One example of this is the practice of putting CEOs into their position for a relatively short-term contract, thereby running the risk that utilitarian decisions will drive short-term efficiency rather than an investment being made in sustainability. 

A good example of this is the reluctance of power generators to move from using carbon to implementing sustainable energy practices. The pressure being put on these executives by shareholders (ExxonMobil) and the courts (Shell) is indicative of the natural human drive to uphold the common good. 

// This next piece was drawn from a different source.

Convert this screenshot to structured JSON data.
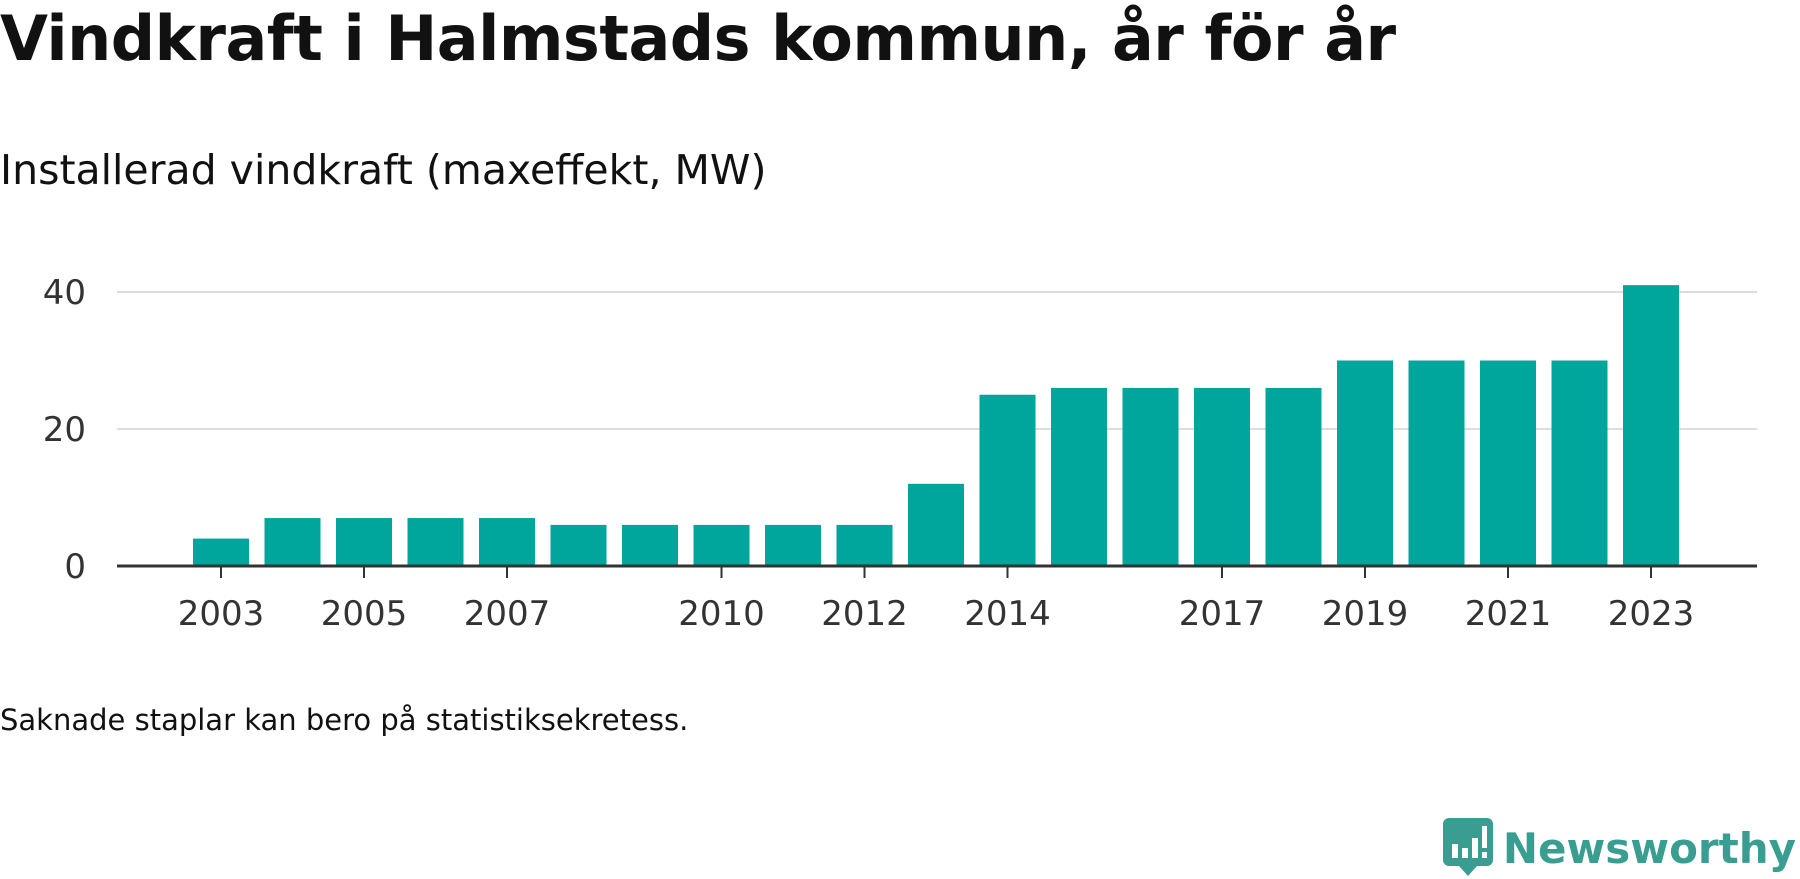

It is essential for leadership to inspire common purpose. If leadership allows divisiveness, the tendency to work together becomes destructive due to employees defining themselves as a group, working not towards a shared purpose but towards what they perceive as beneficial to their own needs. And the more diverse a workforce is, the greater the propensity for divisiveness. Keeping common purpose in a small, homogenous group is relatively easy; the bigger and more heterogeneous the group is, the more challenging this becomes. 

To overcome this challenge, leadership has to start with clearly defining the organisation’s brand promise. This must be followed by a defined common purpose that is required to inspire the satisfaction of this promise to the benefit of all stakeholders. Once this has been established it must be communicated and displayed by leadership in a way that inspires belief and buy-in from everyone else in the organisation. 

But this can’t be done if it is not authentic – there has to be an acceptance of diversity and the understanding that is required to turn diversity into the genuine advantage of all concerned. 

And here, again, is the fortunate fact about how we are wired and related to our natural compulsion to work together: we are exceptional at empathy and at understanding each other’s needs, so we have this innate ability to be kind to each other, and this helps bridge differences. But again, the empathy must be authentic, because this ability to understand each other also helps us identify insincerity. 

Achieving an inspiring sense of collective purpose has implications that go beyond the sustainability of business. In The Future of Capitalism Prof Paul Collier of Oxford University makes the persuasive argument that if we want the world to keep benefiting from capitalism, as it undoubtedly has, then leadership is obliged to embrace diversity and sustainability in pursuit of a far better and fairer benefit for all stakeholders. This starts with possibly leadership’s main function: communicating intent. The alternative is clearly articulated and substantiated by Collier: inevitable disaster.

Hence brandkind: the making of a brand promise and the keeping of it by tapping into the collaborative kindness inherent in all of us, to the benefit of all of us. 

  • Johnny Johnson is a brand and communications strategist at TowerStone Leadership Centre.

The big take-out: Make a brand promise and keep it by tapping into the collaborative kindness inherent in all of us, to the benefit of all of us.